TANJUNG SELOR – Komisi II DPRD Provinsi Kalimantan Utara menghadiri rapat penetapan harga Tandan Buah Segar (TBS) kelapa sawit produksi pekebun Provinsi Kalimantan Utara, yang diselenggarakan oleh Dinas Pertanian dan Ketahanan Pangan Prov. Kaltara pada Rabu (1/9).
Rapat tersebut dihadiri Ketua Komisi II DPRD Provinsi Kaltara, Pdt. Robenson Tadem, bersama Maslan Abdul Latif, serta sejumlah perwakilan perusahaan sawit yang ada di Kalimantan Utara.
Dipimpin oleh Mohtari, S.P., M.M, agenda rapat membahas penetapan harga TBS kelapa sawit produksi pekebun di Provinsi Kalimantan Utara.
Pembahasan dilakukan dengan mempertimbangkan berbagai faktor yang memengaruhi harga TBS, termasuk perkembangan harga CPO, harga inti sawit, serta komponen lain sesuai ketentuan yang berlaku.
Kehadiran Komisi II DPRD Kaltara dalam rapat tersebut merupakan bagian dari perhatian dan fungsi pengawasan DPRD terhadap sektor perkebunan, khususnya dalam memastikan kebijakan harga TBS dapat memberikan kepastian dan perlindungan bagi para pekebun.
Ketua Komisi II DPRD Kaltara, Pdt. Robenson Tadem, menegaskan pentingnya penetapan harga TBS yang transparan dan proporsional dengan tetap memperhatikan kepentingan pekebun.

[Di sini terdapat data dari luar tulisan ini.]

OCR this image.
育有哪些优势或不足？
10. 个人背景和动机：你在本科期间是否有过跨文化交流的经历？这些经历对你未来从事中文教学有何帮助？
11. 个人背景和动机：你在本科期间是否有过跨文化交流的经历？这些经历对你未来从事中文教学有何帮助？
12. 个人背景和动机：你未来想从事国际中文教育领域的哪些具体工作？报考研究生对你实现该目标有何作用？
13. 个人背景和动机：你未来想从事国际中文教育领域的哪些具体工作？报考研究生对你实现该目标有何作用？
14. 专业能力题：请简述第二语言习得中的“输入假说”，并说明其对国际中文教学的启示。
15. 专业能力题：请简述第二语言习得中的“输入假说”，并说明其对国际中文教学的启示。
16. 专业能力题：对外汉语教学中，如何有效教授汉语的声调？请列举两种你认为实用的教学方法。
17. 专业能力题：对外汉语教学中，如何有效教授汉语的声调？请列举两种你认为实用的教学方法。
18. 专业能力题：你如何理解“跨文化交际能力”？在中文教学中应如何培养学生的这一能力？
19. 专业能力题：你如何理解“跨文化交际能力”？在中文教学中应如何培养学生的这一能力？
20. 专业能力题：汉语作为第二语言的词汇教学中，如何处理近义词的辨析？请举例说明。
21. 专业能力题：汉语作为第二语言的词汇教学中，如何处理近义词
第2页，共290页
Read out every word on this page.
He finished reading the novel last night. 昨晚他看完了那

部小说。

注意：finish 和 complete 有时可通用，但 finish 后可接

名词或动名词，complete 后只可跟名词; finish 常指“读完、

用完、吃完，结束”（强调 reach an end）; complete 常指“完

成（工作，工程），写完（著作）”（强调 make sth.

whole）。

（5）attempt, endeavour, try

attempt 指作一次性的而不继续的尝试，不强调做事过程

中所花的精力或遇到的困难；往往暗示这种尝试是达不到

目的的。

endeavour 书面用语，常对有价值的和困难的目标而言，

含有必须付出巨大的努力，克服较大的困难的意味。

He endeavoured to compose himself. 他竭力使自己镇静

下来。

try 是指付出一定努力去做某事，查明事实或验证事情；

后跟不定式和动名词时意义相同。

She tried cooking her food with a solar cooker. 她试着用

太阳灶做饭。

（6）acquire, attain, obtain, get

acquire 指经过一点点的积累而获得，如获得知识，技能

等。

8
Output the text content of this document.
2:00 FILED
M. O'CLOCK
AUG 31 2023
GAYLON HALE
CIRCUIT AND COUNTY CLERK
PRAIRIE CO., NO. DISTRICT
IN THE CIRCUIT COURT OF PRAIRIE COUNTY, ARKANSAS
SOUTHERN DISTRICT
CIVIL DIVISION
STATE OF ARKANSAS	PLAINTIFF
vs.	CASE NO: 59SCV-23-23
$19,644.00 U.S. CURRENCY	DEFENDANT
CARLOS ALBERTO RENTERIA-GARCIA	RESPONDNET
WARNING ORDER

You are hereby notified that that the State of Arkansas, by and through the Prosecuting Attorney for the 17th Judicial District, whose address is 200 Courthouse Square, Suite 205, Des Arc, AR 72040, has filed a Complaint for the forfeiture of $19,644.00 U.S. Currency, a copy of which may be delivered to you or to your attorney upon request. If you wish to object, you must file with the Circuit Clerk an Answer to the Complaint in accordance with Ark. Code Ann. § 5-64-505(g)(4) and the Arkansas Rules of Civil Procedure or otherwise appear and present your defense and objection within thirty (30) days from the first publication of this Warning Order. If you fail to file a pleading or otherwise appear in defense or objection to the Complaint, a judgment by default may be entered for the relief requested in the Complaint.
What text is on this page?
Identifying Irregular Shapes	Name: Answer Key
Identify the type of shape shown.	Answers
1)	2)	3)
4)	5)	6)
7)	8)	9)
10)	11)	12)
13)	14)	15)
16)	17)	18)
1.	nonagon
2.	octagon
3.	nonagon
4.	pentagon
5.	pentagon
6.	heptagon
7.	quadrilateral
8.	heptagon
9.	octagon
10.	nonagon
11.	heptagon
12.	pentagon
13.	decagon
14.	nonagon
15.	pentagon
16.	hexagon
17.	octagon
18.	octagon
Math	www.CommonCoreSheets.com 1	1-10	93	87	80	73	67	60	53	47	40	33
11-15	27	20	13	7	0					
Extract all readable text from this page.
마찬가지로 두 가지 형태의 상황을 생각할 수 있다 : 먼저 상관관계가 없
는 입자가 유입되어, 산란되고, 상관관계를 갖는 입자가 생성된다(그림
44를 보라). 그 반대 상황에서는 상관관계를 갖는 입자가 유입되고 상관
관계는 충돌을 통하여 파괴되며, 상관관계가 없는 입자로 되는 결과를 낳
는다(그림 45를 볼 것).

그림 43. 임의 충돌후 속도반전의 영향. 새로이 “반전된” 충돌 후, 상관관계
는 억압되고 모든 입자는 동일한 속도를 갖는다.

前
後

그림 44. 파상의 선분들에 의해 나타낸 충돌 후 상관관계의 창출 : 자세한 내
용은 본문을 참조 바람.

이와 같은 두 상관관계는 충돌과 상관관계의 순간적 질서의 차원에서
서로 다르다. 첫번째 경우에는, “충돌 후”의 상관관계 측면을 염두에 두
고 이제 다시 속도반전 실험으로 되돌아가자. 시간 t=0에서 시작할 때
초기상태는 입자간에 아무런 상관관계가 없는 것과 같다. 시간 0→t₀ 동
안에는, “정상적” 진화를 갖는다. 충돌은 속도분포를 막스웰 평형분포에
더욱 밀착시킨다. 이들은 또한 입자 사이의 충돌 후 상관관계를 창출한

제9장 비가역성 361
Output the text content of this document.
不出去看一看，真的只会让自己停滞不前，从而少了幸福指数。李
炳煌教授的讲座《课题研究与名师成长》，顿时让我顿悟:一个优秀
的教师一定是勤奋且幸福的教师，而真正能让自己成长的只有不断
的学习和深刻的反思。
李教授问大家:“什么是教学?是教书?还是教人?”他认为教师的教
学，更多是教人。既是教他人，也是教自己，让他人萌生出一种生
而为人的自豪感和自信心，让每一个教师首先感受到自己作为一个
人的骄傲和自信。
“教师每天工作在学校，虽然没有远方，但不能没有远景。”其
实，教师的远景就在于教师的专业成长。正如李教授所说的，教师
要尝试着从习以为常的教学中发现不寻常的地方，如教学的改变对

“Menurutnya, harga yang ditetapkan diharapkan mampu memberikan nilai yang layak bagi hasil produksi pekebun sekaligus menjaga keberlangsungan usaha perkebunan kelapa sawit di Kalimantan Utara”.
Selain itu, sinergi antara pemerintah daerah, perusahaan perkebunan, dan pekebun dinilai menjadi hal penting dalam menciptakan tata kelola perkebunan yang sehat dan berkeadilan.
Melalui rapat penetapan harga TBS tersebut, disepakati harga CPO periode 1-15 september 2026 sebesar Rp 15.199,66 dan harga PKO sebesar Rp 12.839,99.
Dari hasil tersebut diharapkan kebijakan yang dihasilkan dapat memberikan kepastian harga bagi pekebun serta mendukung peningkatan kesejahteraan masyarakat dan pertumbuhan sektor perkebunan kelapa sawit di Provinsi Kalimantan Utara. (ADV).